Step 4. Run experiments
This phase runs the workload.
./taobench -load-threads <num_threads> -db <db> \
-p path/to/database_properties.properties -c path/to/config.json \
-run -e path/to/experiments.txt
This command first batch reads all the keys that were inserted in the batch
insert phase and then begins to run experiments. Note that the batch read phase
is only run for the first experiment and can take several hours depending on
the number of keys in the DB. Here, num_threads
specifies the number of
threads used for batch reading, not for the experiments. The value specified
here must be less than or equal to the number of shards. 50 is the default
value.
While the performance of batch reads is not benchmarked, it is slow and can be
made faster by setting the read batch size property (-property
read_batch_size=<size>
).
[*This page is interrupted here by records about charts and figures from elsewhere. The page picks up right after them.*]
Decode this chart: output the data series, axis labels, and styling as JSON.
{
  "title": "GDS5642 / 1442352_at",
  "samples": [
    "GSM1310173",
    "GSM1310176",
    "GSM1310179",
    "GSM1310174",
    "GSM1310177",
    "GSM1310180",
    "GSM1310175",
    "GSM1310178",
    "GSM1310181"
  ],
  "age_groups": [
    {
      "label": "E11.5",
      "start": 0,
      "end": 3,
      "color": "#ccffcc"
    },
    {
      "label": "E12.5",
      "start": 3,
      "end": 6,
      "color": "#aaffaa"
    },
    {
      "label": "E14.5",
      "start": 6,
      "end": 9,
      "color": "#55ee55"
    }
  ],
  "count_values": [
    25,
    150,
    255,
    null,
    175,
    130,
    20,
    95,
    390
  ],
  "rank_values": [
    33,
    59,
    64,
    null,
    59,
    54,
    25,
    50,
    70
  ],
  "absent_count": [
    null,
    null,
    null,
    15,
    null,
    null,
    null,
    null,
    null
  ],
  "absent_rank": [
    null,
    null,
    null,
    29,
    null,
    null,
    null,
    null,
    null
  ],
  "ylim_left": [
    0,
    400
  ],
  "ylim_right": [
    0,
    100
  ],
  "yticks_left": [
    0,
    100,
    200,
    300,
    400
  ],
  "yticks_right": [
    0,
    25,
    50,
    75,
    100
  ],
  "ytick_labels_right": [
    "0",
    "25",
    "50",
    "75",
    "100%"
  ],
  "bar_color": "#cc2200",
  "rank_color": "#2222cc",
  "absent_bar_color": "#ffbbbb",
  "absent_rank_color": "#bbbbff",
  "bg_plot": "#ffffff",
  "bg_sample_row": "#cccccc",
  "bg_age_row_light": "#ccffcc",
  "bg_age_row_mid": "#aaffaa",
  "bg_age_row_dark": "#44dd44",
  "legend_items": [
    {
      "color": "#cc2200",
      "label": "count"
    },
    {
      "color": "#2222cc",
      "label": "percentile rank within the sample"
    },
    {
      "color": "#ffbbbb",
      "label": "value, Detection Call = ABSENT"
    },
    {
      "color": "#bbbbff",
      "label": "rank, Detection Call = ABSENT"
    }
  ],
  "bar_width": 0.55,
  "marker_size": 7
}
This property sets how many rows will be read per
database request.
Step 5. Interpret results
Here's a sample result of an experiment run. These statistics are printed to standard output at the end of each experiment run.
Sample output
Total runtime (sec): 61.0204
Runtime excluding warmup (sec): 50.9823
Total completed operations excluding warmup: 5955
Throughput excluding warmup: 116.805
Number of overtime operations: 7615
Number of failed operations: 0
5955 operations; [INSERT: Count=216 Max=99399.29 Min=992.38 Avg=35662.55] [READ: Count=4126 Max=96849.38 Min=256.38 Avg=12637.73] [UPDATE: Count=1190 Max=186863.46 Min=918.42 Avg=40857.72] [READTRANSACTION: Count=393 Max=5861590.29 Min=1301.79 Avg=219441.40] [WRITETRANSACTION: Count=30 Max=588020.75 Min=4498.29 Avg=150933.08] [WRITE: Count=1406 Max=186863.46 Min=918.42 Avg=40059.60]
A few clarifications:
- For throughput, each read/write/read transaction/write transaction counts as a single completed operation.
- The last line describes operation latencies. The "Count" is the number of
completed operations. The "Max", "Min", and "Avg" are latencies in
microseconds. The
WRITE
operation category is an aggregate of inserts/updates/deletes.